Successivamente alla nascita dello stato d’Israele e alle guerre con i paesi arabi, più di 800 000 ebrei furono costretti a scappare dalle loro case per via delle persecuzioni; molti morirono, molti trovarono rifugio proprio in Israele.

Vennero espropriate dei loro possedimenti e la loro storia familiare, legata a quei territori scomparve per sempre.

 

Oggi l’antisemitismo islamico è presente nelle sue frange più estremiste, legate ai Fratelli Musulmani, come Hamas, che utilizzano la causa palestinese, strumentalizzandola attraverso l’alimentazione dell’odio per il diverso, non solo per gli ebrei.

Sono famosi i report delle organizzazioni umanitarie internazionali nelle scuole di Gaza controllate da Hamas, in cui si insegna una storia falsata, in cui Israele non appare sulle mappe geografiche e in cui la Shoah non viene insegnata.

In pochi probabilmente sapranno che l’attuale presidente dell’Autorità Nazionale Palestinese, Mahmud Abbas si è laureato con una tesi sul negazionismo, le cui affermazioni sono state ritrattate solo di recente.

Non dobbiamo stupirci quindi se la definizione IHRA di antisemitismo incorpora alcuni esempi sullo stato d’Israele: troppo spesso l’antisemitismo si è nascosto dietro all’antisionismo.

Dopo la ripresa del conflitto, ci sono state molte manifestazioni di solidarietà alla causa palestinese, ma ad altrettanti atti di antisemitismo che non possono essere dimenticati, frasi e cori inneggianti all’intifada, al ritorno dell’armata di Maometto che ucciderà tutti gli ebrei.

Violenze e pestaggi ai danni di cittadini innocenti con l’unica colpa di essere ebrei nella diaspora.

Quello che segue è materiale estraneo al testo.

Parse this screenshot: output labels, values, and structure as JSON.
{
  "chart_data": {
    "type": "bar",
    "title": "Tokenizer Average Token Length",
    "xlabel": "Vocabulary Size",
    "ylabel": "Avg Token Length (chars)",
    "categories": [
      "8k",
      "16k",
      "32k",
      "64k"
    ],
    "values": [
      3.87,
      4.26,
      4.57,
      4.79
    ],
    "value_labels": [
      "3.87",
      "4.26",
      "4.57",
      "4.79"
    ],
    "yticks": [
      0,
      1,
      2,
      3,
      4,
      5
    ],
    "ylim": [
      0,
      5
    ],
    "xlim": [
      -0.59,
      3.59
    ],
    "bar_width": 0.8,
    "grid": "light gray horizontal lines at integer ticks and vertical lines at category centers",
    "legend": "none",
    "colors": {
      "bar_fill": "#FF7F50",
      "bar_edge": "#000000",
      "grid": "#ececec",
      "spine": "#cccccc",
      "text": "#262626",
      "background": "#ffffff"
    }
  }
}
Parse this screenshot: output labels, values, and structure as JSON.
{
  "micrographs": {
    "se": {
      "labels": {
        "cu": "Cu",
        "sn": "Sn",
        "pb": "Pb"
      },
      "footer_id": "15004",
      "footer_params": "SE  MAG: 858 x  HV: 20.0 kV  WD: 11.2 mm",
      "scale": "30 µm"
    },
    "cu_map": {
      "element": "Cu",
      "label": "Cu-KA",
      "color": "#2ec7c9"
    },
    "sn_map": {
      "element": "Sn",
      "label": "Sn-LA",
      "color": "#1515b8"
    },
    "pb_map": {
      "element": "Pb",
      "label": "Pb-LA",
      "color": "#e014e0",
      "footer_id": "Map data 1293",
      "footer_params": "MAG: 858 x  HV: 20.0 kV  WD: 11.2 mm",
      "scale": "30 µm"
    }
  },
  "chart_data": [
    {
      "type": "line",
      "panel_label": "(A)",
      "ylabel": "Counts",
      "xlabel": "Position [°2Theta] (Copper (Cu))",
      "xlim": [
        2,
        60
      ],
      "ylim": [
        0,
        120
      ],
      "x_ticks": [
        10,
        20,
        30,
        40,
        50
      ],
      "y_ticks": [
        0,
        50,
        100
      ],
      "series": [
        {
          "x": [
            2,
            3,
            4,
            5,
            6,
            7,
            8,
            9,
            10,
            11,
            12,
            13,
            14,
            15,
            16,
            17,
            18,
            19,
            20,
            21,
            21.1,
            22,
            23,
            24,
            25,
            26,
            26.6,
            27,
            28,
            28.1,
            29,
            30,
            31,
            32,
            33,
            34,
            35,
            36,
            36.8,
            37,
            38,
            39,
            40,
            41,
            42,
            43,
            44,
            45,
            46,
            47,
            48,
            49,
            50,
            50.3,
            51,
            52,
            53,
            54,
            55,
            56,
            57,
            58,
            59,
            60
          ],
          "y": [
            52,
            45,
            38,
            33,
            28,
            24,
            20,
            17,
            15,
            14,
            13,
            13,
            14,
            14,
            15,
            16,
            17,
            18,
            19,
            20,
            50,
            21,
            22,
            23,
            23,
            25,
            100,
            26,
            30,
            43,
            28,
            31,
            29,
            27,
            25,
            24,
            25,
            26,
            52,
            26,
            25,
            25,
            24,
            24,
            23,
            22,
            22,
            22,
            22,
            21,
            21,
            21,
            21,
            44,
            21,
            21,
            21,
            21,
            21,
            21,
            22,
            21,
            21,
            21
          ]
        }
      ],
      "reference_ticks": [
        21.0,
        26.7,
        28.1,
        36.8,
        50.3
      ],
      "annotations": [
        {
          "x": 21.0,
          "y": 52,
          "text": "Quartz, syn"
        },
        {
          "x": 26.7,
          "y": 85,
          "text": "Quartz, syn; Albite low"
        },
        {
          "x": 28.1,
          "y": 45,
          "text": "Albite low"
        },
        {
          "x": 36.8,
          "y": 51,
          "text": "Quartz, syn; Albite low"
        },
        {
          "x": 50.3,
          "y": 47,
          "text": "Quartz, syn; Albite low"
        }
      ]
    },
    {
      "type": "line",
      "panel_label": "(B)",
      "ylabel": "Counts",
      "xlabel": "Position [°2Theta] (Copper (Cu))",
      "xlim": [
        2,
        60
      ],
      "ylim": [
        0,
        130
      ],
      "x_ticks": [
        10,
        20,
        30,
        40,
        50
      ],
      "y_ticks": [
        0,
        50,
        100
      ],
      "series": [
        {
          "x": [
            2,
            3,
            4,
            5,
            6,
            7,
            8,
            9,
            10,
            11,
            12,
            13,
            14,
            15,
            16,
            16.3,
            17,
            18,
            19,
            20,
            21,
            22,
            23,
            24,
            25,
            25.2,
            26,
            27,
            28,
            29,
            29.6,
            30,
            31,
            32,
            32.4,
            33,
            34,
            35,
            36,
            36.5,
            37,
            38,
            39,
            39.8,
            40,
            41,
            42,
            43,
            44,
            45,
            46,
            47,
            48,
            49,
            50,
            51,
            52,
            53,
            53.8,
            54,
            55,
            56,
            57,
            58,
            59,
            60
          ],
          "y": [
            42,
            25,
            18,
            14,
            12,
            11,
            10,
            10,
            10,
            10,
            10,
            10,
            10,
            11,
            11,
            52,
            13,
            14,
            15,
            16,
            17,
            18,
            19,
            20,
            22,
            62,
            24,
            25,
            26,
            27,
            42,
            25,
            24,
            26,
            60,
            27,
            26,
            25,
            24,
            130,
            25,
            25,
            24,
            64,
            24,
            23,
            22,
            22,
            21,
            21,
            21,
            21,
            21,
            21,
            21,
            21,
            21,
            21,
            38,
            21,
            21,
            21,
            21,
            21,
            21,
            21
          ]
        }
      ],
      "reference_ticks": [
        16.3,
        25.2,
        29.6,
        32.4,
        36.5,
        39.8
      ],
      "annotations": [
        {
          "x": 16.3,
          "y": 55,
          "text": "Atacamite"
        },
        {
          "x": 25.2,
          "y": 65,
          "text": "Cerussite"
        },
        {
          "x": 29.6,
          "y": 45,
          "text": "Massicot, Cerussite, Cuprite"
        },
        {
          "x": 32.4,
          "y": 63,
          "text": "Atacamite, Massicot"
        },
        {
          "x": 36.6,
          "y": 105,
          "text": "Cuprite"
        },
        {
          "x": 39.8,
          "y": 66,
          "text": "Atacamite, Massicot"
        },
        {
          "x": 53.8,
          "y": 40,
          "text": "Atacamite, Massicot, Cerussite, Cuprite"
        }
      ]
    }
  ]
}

Troppi avvenimenti ricordano un passato fatto di persecuzioni in tutti i paesi nei quali il popolo ebraico è stato presente, anche in Israele, il quale di recente è stato scosso da una rivolta di cittadini arabi che hanno persino incendiato la sinagoga della città di Lod e causato disordini in tutto il paese.

Tracciare questi punti aiuta a capire quanto alla base dell’odio antiebraico non ci sono avvenimenti politici legati ad Israele, o sociali legati ad avvenimenti in qualche comunità della diaspora. C’è solo ignoranza e discriminazione che si tramanda da tempo in tutto il mondo e come ogni altro tipo di discriminazione va combattuto.